CMPS 290S Reading Response: Replicated Data Types: Specification, Verification, Optimality


In this paper, Burckhardt, et al. formalize specification of replicated data types (RDT), and then provide frameworks and methods for analyzing implementations of the specified RDTs with respect to correctness (verification) and spatial compactness (optimality of memory usage). This paper seems to expand on Burckhardt’s previous work on formalizing RDTs and was published in the same year that his book, Principles of Eventual Consistency, was released. The paper first goes into detail of the semantics and notation for RDTs and distributed systems, then goes into how to prove correctness over these semantics using simulation-based proofs. The analysis assumes a declarative, abstract language and does not consider implementations, but does provide intuitions for how to understand the semantics in the context of a possible implementation. Finally (not including related work), the paper discusses optimality with respect to memory and space overhead.

Learning and Understanding

I have typically thought that part of the difficulty of observable systems is that the information needed to analyze provenance of events is a superset of the information needed to have a correct, distributed system. While this may be true for some levels of consistency, I think this paper makes me realize that in order to correctly implement CRDTs the information needed (and used for optimality analysis) should satisfy needs for observability as well. So, I would think that the analyis for optimality would be useful for designing a system which accounts for trade-offs in resources for observability of various CRDTs in addition to just their implementation.

I’m not entirely sure the intuitive motivation behind replica order compared to arbitration. If visibility and arbitration are meant to model the delay that can be observed when sending messages across a network, I wonder what replica order is meant to model. Perhaps replica order and arbitration serve similar roles, but for processing (server-side) and management (data-side), respectively? That is, maybe visibility and replica order are meant to model delay in sending messages across the network and when a server will process messages for a replica. Whereas, visibility and arbitration model the delay in when a data type (data structure/data management system) applies changes to stored state?

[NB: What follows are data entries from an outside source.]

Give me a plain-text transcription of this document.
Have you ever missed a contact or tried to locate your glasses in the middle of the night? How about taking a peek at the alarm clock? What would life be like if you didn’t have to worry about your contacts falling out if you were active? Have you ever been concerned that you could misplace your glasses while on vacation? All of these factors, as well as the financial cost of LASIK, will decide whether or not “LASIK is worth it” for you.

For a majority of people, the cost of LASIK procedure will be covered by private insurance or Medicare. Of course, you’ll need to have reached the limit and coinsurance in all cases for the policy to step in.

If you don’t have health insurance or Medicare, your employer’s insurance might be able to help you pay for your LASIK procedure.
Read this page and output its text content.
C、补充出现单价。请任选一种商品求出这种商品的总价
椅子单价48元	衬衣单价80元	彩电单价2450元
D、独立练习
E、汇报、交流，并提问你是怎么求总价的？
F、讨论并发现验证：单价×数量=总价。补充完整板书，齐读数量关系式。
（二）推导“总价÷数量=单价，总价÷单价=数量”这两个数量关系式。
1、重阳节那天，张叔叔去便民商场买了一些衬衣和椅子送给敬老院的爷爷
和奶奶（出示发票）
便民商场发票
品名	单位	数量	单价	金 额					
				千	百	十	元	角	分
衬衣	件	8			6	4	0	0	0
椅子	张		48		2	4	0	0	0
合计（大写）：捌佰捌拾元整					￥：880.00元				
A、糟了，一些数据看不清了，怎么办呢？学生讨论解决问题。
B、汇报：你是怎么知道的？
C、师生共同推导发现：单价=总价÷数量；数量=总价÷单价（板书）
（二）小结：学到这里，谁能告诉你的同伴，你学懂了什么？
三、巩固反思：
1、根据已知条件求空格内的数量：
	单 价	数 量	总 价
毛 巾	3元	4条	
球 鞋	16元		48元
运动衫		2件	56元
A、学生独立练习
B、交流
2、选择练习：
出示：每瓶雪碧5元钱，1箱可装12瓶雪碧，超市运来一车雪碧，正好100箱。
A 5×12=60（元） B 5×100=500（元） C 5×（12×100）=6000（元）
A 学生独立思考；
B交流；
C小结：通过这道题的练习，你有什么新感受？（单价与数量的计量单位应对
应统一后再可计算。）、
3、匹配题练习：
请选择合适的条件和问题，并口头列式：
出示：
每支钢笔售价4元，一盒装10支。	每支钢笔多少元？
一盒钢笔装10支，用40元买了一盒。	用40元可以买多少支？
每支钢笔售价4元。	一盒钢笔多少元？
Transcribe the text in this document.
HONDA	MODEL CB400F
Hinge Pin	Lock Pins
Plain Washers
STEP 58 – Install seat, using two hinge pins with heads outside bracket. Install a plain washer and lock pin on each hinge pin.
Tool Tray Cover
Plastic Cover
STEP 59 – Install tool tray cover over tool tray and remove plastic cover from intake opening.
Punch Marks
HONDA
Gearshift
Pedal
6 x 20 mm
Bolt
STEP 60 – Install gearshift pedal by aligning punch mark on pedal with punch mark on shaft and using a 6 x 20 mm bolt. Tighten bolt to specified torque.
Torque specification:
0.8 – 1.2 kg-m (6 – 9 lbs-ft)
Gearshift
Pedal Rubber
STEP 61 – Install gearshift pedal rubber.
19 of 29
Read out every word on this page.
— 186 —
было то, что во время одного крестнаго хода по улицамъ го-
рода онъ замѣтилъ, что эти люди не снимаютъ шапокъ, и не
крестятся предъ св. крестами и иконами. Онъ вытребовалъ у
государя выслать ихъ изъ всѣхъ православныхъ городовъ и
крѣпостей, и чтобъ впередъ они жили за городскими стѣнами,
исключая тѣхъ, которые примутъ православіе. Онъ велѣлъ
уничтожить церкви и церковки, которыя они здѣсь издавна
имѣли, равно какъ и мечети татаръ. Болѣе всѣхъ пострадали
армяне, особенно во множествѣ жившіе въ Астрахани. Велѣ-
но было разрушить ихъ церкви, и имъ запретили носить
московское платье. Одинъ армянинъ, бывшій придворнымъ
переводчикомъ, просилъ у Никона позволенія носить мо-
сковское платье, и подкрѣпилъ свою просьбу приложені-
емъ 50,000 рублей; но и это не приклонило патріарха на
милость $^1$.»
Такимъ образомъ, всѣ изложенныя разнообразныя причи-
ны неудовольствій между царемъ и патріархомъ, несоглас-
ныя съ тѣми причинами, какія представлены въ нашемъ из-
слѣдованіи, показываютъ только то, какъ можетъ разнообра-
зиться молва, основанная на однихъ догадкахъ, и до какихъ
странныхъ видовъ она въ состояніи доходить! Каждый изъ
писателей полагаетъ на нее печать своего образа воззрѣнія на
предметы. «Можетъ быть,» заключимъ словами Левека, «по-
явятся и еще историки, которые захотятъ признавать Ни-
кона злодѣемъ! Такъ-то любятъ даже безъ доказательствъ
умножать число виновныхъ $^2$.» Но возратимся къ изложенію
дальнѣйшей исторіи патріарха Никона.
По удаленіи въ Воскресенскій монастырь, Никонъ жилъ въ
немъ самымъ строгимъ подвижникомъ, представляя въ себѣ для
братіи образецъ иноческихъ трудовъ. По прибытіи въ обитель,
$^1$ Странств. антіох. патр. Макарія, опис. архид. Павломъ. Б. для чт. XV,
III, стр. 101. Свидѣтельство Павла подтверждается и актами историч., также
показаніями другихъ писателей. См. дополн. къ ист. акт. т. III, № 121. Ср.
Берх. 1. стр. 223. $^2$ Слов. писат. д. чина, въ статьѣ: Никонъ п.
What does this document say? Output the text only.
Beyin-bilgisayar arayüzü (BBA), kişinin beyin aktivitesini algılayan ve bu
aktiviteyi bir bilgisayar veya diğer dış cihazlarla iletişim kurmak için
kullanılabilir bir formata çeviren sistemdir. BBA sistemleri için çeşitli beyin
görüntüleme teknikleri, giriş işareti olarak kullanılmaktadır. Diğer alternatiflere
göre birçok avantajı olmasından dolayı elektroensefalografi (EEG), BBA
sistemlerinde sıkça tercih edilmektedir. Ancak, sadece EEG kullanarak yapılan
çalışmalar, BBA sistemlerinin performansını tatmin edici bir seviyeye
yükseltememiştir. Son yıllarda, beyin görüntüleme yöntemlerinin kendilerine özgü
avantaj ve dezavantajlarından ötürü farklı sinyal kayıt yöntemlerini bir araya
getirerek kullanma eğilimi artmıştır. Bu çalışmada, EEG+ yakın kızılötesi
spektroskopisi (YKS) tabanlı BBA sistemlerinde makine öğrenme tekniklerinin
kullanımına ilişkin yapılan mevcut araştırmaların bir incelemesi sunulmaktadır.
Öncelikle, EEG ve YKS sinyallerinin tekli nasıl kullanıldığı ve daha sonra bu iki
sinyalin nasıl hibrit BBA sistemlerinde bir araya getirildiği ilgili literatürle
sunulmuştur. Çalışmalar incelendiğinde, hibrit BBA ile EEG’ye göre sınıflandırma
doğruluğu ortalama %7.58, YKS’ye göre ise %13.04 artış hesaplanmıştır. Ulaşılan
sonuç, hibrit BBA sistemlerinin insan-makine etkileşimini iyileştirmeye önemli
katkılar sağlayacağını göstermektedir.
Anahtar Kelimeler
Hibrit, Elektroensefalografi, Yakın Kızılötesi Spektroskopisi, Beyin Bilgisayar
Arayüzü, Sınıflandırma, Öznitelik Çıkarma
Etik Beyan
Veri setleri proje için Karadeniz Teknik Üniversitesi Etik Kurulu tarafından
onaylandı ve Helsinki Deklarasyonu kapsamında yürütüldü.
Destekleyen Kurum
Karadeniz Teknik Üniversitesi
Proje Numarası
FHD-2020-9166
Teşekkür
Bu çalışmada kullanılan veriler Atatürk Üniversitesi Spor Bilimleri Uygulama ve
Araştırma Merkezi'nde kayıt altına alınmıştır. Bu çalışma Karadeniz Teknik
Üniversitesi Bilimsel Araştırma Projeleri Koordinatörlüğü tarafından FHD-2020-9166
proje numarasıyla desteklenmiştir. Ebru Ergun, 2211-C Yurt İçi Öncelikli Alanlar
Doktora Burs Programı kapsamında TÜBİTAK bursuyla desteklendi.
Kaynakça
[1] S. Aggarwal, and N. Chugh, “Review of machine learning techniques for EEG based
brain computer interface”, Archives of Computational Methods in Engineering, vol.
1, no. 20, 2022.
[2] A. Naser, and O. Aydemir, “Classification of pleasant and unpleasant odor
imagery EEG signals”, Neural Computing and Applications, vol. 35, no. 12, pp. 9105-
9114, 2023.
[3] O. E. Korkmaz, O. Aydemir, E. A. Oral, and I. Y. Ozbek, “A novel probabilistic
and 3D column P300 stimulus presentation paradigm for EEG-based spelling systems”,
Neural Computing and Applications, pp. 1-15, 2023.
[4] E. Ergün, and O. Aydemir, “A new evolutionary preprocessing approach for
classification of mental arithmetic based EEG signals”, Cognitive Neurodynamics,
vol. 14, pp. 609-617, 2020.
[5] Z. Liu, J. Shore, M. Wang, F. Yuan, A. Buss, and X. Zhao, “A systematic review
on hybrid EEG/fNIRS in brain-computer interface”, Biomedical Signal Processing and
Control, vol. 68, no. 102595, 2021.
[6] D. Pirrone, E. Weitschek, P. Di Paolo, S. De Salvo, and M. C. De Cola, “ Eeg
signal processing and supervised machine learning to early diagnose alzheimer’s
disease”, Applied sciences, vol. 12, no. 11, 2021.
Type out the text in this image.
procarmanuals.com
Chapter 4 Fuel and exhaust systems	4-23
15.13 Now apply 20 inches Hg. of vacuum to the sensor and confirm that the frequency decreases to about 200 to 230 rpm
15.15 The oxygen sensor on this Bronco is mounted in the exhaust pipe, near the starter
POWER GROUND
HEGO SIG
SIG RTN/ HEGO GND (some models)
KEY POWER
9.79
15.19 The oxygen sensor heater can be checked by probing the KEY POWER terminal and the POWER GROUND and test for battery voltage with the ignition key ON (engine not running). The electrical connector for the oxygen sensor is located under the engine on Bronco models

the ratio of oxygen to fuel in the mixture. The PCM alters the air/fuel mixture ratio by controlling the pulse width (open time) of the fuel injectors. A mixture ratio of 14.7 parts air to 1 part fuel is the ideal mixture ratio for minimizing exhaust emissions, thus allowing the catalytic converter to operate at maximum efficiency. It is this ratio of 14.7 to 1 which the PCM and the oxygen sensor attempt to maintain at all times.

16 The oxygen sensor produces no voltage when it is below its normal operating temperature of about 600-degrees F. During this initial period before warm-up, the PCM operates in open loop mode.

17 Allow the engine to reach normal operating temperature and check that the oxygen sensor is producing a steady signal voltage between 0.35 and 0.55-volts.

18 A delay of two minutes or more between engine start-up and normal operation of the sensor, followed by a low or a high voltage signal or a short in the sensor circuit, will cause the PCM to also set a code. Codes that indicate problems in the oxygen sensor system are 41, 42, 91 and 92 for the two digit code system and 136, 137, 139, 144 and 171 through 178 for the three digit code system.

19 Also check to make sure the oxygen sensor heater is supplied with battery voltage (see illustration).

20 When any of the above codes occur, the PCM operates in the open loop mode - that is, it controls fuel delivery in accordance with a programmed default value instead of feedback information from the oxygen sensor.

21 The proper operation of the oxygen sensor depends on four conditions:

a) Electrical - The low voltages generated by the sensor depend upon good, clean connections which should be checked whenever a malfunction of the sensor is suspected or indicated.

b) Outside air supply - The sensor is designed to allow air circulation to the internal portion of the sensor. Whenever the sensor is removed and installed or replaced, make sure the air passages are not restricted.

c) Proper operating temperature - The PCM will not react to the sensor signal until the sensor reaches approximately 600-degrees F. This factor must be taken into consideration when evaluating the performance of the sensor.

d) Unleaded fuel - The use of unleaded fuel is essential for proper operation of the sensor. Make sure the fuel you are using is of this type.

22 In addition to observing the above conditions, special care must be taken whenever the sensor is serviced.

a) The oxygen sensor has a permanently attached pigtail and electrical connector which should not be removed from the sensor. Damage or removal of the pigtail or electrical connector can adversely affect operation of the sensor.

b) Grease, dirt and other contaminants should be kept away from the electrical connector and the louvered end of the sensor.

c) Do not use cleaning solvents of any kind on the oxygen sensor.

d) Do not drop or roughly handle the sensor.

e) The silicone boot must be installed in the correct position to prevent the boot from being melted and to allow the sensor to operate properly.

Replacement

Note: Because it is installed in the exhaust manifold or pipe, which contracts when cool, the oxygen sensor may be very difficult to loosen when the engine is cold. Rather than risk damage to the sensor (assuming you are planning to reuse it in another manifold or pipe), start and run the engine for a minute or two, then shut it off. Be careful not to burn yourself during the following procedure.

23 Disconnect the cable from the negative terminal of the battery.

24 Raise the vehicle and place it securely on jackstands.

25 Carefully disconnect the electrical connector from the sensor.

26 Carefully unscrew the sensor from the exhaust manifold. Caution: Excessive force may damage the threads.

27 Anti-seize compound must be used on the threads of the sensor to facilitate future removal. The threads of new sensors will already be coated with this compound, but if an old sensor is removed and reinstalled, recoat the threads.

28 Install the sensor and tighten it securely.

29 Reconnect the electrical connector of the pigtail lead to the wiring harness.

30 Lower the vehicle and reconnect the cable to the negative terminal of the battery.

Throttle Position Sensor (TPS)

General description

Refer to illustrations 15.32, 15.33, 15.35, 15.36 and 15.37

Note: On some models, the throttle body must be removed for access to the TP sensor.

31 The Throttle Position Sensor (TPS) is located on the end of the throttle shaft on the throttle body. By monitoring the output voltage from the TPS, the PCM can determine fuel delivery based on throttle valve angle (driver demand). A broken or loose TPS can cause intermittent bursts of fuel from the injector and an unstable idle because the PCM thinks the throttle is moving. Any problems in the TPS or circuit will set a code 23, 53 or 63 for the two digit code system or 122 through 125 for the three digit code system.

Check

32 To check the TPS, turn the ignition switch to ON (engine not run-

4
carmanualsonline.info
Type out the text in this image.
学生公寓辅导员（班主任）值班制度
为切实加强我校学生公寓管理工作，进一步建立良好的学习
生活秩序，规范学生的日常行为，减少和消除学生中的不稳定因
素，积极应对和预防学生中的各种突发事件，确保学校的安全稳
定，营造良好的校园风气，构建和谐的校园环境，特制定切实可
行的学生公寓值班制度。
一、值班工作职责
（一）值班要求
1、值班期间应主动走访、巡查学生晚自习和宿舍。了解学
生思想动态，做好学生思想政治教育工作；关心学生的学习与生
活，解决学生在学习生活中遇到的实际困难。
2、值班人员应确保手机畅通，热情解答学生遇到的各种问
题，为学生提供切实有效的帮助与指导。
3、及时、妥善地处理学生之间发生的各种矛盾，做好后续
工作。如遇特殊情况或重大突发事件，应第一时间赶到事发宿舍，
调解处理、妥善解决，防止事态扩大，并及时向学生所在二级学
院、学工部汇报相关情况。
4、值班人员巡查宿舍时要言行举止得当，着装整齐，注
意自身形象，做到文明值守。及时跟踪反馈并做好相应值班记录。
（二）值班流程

Research Question and What to Investigate

While reading the initial semantics, I was curious if these formalisms might be applicable as quantum computers further develop. There is a mention of multi-value registers, but I’m not sure if this is applicable for quantum computers, or more applicable to something like register windows, which the sparc processor architecture supports. This would be something that would be interesting in terms of understanding how to better support high-level development that applies these semantics described by Burckhardt, et al, or perhaps to better design mappings of the described RDTs to hardware primitives for better hardware utilization.